The question remains whether Israel genuinely wants a ceasefire at this point. Israel’s Prime Minister Benjamin Netanyahu’s office has announced that while Israel considers how to respond to the Hamas agreement, Israel’s war cabinet has “unanimously decided” to continue operation in Rafah. Salama Marouf, a spokesperson for the Hamas-run Gaza government office, released a statement claiming that Israel “went into truce negotiations deceptively without abandoning the idea of ​​a broad aggression against Rafah.”

Israel’s Rafah invasion has intensified over the last 48 hours. In the morning hours on Monday, the Israeli military dropped leaflets in eastern Rafah telling residents to evacuate temporarily to a humanitarian zone in central Gaza between Khan Younis and Gaza City. Shortly thereafter, Israel began a sustained bombing campaign on Rafah. The Israeli military claimed it was “conducting targeted strikes against Hamas terror targets in eastern Rafah,” and has thus far not called for a “wide-scale evacuation of Rafah.” 


“This is a very specific scoped operation at the moment to move people out of harm’s way,” Israeli military spokesperson Lt. Col. Nadav Shoshani claimed.

And Israel is not alone in continuing hostilities while a ceasefire agreement is within reach. Hamas’s agreement to a ceasefire was a surprise; the terror group has continued rocket strikes against Israeli targets. On Sunday, a Hamas rocket attack launched from Rafah killed four Israeli soldiers near the Kerem Shalom border crossing.

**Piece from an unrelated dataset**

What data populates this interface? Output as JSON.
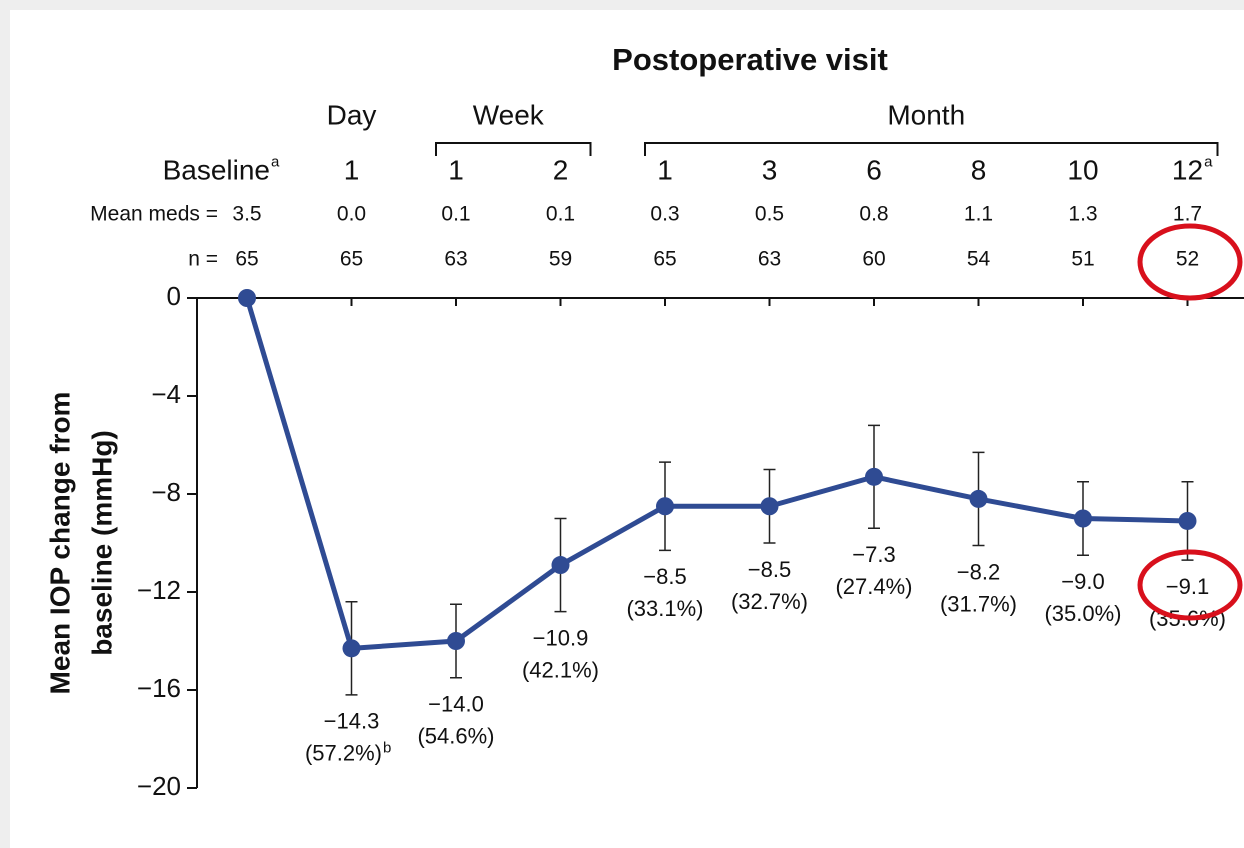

President Joe Biden has repeatedly told Netanyahu to not invade Rafah and that doing so could jeopardize America’s support in the Gaza war. According to the White House, Biden and Netanyahu spoke over the phone about the ceasefire agreement and operations in Rafah in which the president “reiterated his clear position on Rafah.”

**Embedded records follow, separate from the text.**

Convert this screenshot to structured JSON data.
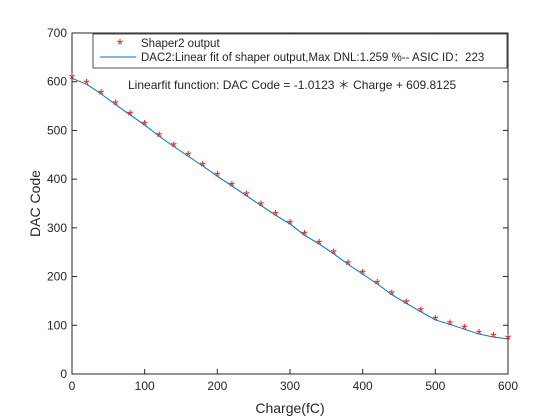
{
  "colors": {
    "markers": "#e02020",
    "fit_line": "#0072bd",
    "axes": "#262626",
    "background": "#ffffff"
  },
  "chart_data": {
    "type": "scatter",
    "title": "",
    "xlabel": "Charge(fC)",
    "ylabel": "DAC Code",
    "xlim": [
      0,
      600
    ],
    "ylim": [
      0,
      700
    ],
    "x_ticks": [
      0,
      100,
      200,
      300,
      400,
      500,
      600
    ],
    "y_ticks": [
      0,
      100,
      200,
      300,
      400,
      500,
      600,
      700
    ],
    "grid": false,
    "legend_position": "top",
    "series": [
      {
        "name": "Shaper2 output",
        "kind": "markers",
        "marker": "*",
        "color": "#e02020",
        "x": [
          0,
          20,
          40,
          60,
          80,
          100,
          120,
          140,
          160,
          180,
          200,
          220,
          240,
          260,
          280,
          300,
          320,
          340,
          360,
          380,
          400,
          420,
          440,
          460,
          480,
          500,
          520,
          540,
          560,
          580,
          600
        ],
        "y": [
          607,
          595,
          575,
          553,
          532,
          511,
          488,
          467,
          447,
          427,
          406,
          386,
          366,
          346,
          326,
          308,
          285,
          267,
          247,
          225,
          205,
          185,
          163,
          145,
          128,
          111,
          102,
          92,
          82,
          76,
          72
        ]
      },
      {
        "name": "DAC2:Linear fit of shaper output,Max DNL:1.259 %-- ASIC ID：223",
        "kind": "line",
        "color": "#0072bd",
        "x": [
          0,
          20,
          40,
          60,
          80,
          100,
          120,
          140,
          160,
          180,
          200,
          220,
          240,
          260,
          280,
          300,
          320,
          340,
          360,
          380,
          400,
          420,
          440,
          460,
          480,
          500,
          520,
          540,
          560,
          580,
          600
        ],
        "y": [
          607,
          595,
          575,
          553,
          532,
          511,
          488,
          467,
          447,
          427,
          406,
          386,
          366,
          346,
          326,
          308,
          285,
          267,
          247,
          225,
          205,
          185,
          163,
          145,
          128,
          111,
          102,
          92,
          82,
          76,
          72
        ]
      }
    ],
    "annotations": [
      "Linearfit function: DAC Code = -1.0123 ＊ Charge + 609.8125"
    ]
  }
}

Matthew Miller, a State Department spokesman, told the press that U.S. officials received confirmation that Hamas had accepted a ceasefire agreement and officials have now been given the chance to “review it, digest it, discuss it with our partners.”

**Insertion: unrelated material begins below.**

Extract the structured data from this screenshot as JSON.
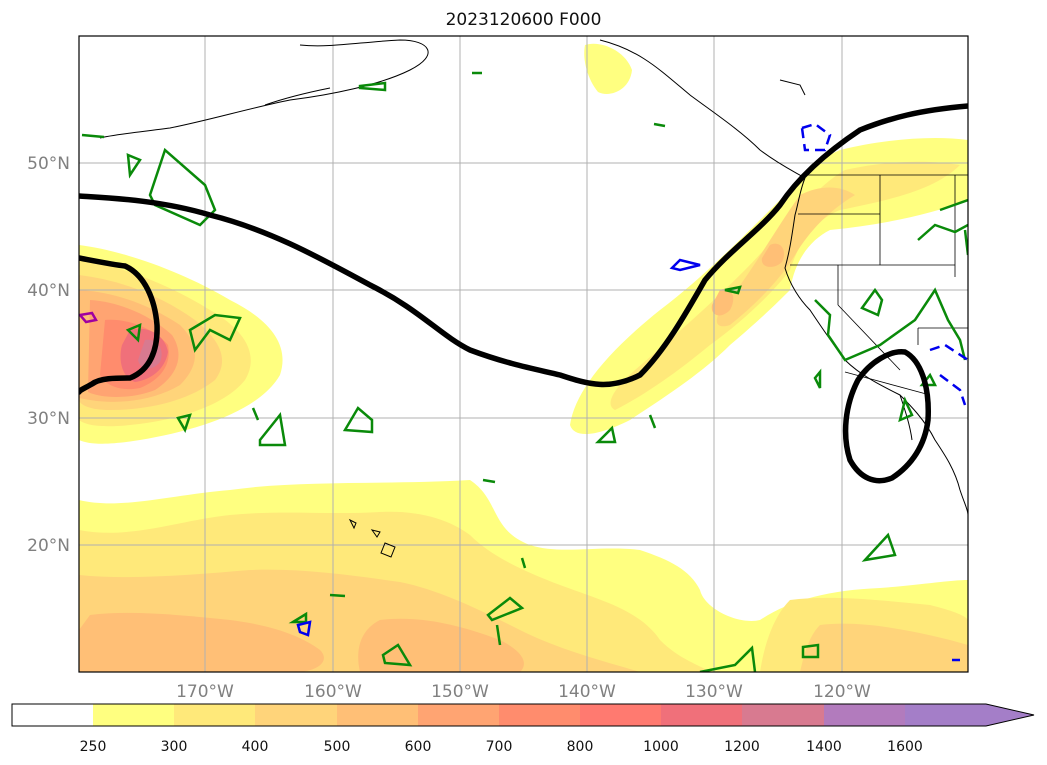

“I don’t want to characterize the nature of that response just yet,” Miller added.

During a Monday press conference, National Security Council spokesman John Kirby said, “[CIA Director William J. Burns], as you know, is there, and he’s working this in real time on the ground.”

“We want to get these hostages out. We want to get a cease-fire in place for six weeks. We want to increase humanitarian assistance,” he continued. “And the last thing that I want to do is say anything at this podium that’s going to put that process at risk.”